Cleanup: Destroy When Done
When you’re finished, destroy the instance from the Vultr dashboard. You only pay for active time. No lingering charges.
This is the biggest advantage over buying hardware. Need an A100 for 2 hours? That’s $3.70 total. Try buying an A100 for that price.
What’s Next?
Once you have Ollama running on Vultr, you can:
- Use it as a backend for your apps via the OpenAI-compatible API
- Run multiple models simultaneously (if VRAM allows)
- Set up a reverse proxy with auth for team access
- Connect it to your local RAG pipeline
For a deep dive into everything Ollama can do, check the complete Ollama guide.
FAQ
How much does it cost to run Ollama on Vultr?
The cheapest GPU option is around $1.10/hr (A40). For occasional use, expect $10-30/month. If you only need small models, a high-RAM CPU instance ($0.10-0.30/hr) works too — just slower. The $250 credit covers extensive testing.

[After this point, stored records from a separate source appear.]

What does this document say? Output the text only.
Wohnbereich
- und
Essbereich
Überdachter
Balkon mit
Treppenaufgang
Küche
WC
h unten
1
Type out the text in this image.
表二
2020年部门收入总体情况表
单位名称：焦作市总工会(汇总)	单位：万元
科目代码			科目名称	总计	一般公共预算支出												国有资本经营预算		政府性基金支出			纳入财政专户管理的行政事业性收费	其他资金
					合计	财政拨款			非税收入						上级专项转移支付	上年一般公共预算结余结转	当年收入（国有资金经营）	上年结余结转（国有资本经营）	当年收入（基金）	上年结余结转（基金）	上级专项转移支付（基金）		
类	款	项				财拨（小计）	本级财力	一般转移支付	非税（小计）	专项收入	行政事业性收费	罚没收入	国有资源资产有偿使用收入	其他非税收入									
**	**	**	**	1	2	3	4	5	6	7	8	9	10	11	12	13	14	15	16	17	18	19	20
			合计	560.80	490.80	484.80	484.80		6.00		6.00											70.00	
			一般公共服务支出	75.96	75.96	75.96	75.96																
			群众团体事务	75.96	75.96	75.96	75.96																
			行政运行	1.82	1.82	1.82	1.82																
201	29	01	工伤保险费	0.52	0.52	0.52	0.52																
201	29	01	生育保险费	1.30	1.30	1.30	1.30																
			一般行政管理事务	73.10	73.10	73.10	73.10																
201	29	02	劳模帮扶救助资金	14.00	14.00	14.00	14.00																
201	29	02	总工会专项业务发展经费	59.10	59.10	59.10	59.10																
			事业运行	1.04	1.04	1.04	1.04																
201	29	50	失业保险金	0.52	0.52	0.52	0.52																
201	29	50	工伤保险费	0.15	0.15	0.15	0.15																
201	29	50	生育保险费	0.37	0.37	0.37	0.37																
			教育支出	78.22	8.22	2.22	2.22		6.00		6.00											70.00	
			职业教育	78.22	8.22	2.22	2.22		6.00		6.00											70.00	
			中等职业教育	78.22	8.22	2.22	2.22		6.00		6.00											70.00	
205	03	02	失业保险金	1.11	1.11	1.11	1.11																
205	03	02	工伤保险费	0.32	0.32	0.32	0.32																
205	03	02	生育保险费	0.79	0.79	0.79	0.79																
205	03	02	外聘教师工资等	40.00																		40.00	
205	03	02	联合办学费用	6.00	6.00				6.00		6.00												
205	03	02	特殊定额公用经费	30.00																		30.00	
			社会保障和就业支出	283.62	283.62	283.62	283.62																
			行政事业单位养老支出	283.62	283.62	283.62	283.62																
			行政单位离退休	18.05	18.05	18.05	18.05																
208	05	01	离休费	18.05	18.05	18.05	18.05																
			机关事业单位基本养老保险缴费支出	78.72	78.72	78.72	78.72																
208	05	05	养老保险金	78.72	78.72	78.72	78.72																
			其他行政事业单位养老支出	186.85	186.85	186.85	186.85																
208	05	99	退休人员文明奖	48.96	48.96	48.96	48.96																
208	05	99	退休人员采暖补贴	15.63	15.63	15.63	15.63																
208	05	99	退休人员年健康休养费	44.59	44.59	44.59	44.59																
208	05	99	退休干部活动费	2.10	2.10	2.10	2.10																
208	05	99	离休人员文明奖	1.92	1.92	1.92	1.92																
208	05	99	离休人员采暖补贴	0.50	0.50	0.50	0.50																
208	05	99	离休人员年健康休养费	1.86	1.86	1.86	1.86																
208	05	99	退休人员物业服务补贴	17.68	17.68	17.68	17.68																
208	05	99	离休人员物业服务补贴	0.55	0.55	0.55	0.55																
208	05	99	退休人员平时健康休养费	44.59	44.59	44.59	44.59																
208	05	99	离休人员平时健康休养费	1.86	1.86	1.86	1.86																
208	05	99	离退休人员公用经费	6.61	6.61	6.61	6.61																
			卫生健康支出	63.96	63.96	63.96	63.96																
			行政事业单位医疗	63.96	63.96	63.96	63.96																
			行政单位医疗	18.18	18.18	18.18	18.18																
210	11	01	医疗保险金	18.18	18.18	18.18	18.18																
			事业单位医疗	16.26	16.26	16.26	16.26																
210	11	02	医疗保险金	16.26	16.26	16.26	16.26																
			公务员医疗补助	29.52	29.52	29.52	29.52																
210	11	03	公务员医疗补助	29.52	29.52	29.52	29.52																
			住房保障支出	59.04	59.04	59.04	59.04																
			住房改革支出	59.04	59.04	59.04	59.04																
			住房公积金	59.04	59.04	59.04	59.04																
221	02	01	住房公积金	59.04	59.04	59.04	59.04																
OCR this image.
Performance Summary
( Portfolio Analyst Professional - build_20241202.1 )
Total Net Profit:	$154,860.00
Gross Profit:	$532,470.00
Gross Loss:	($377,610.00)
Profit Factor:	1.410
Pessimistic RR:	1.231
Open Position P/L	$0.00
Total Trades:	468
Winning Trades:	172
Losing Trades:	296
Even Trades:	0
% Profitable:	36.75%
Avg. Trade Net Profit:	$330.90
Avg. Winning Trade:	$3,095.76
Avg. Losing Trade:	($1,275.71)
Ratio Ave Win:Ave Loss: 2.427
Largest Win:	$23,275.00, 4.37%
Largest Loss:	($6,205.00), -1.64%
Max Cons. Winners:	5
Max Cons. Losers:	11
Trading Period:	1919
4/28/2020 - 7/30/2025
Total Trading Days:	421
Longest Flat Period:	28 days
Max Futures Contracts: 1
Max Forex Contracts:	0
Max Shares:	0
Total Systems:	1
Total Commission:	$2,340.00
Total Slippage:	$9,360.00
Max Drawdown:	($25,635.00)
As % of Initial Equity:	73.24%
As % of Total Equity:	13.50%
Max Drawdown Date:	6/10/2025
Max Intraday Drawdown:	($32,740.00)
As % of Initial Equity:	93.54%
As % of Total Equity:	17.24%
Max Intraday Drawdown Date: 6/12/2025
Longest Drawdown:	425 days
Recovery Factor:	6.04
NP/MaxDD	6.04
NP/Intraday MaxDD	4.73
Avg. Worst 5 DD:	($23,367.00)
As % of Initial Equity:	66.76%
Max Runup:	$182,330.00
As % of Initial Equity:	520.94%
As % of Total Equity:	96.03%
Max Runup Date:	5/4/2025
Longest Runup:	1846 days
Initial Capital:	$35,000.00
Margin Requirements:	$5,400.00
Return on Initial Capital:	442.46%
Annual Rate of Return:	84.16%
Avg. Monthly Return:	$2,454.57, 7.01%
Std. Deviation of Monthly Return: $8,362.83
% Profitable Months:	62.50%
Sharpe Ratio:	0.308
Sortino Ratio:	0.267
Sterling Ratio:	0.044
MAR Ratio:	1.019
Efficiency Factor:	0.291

Can I run multiple models at once?
Yes, if you have enough VRAM. On an A100 80GB, you could run a 7B model (~4GB) and a 32B model (~20GB quantized) simultaneously. Ollama handles multi-model serving automatically.
Is Vultr faster than running on my local machine?
Almost certainly, unless you have a desktop RTX 4090 or better. An A100 delivers 2-5x the throughput of consumer GPUs for LLM inference, especially on larger models.
Should I use Vultr or just use an API like OpenAI?
If you need privacy, customization (fine-tuning, system prompts without restrictions), or predictable costs at high volume, self-hosting on Vultr wins. For low-volume, casual use, APIs are simpler. At around 1M+ tokens/day, self-hosting becomes cheaper.